The Indian diagnostic market has been doing well with COVID-19 as a major growth driver and Medical Buyer has been reporting this regularly. Indian healthcare unicorn startup PharmEasy has now acquired Thyrocare, the No. 4 player in the diagnostic space and the promoter, A Velumani has been opportunistic in timing the transaction well, at a time when Thyrocare stock trades at a 65-70 multiple to trailing earnings.
32-year old IIMA alumni and co-founder & CEO, PharmEasy Siddharth Shah has also been opportunistic, guiding the flow of abundant venture capital funding into this acquisition. Only time will tell who came out better in this transaction, but A Velumini has hedged his bet by buying 5 percent in API Holdings, the parent company of PharmEasy.
The synergies between PharmEasy and Thyrocare are unclear, and it appears to be an unrelated acquisition. Stock markets are normally circumspect about acquisitions and this may hurt valuation for the Pharmeasy IPO that is in the pipeline.
The other two major diagnostic players, Dr Lal Pathlabs and Metropolis are trading at 80-85 multiple to trailing earnings and the stock market appears to be assuming that the COVID-assisted 15 percent plus annual growth rates will continue in future as well. Stock markets reward growth but can be equally punishing when growth lags behind market expectations.
A disruptor waiting to happen is self-testing kits. While Abbott’s US FDA-approved, Panbio COVID self-testing kit has a sensitivity of 95 percent, ICMR-approved MyLab’s CoviSelf and Meril’s CoviFind documents on the kits are silent on this aspect. MyLab Discovery Solutions is having a good run, its sales turnover of Rs. 8.2 crore in FY20 is poised to grow to Rs. 850 crore in FY21 (Meril Diagnostics’ revenue projections are not available). Abbott, planning for a July launch in India is struggling to match the Rs. 250 per unit price. And, Lucira USA too is exploring the feasibility of bringing its, at the moment uncompetitively priced USD 50, one-time-use home testing kit to India. The anticipated third wave can only bear good news.
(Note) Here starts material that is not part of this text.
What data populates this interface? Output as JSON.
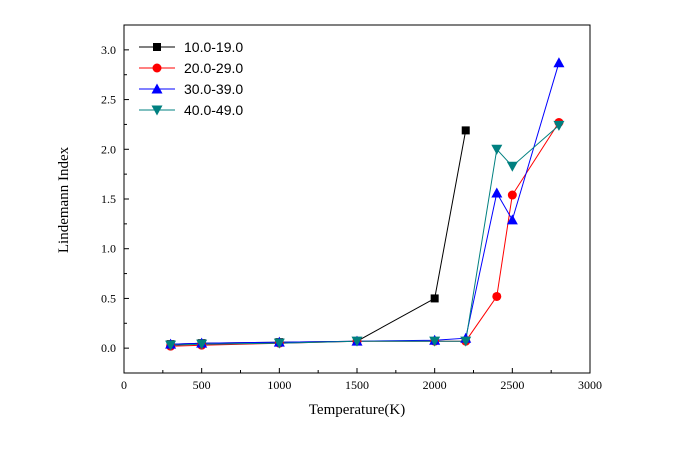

On the COVID-19 vaccines front, a string of nations across Africa and Asia, just months after receiving first shipments from Covax, the global program meant to equitably distribute the lifesaving shots have run out of the vaccines or are on the brink of doing do. Of 80 lower-income countries across the globe that have received vaccines through the effort, about 40 are out of doses and it’s unsure when donations from wealthy countries will arrive. This has serious implications, the emergence of a risk of new problematic variants could reignite infections and of course, of prolonging the pandemic.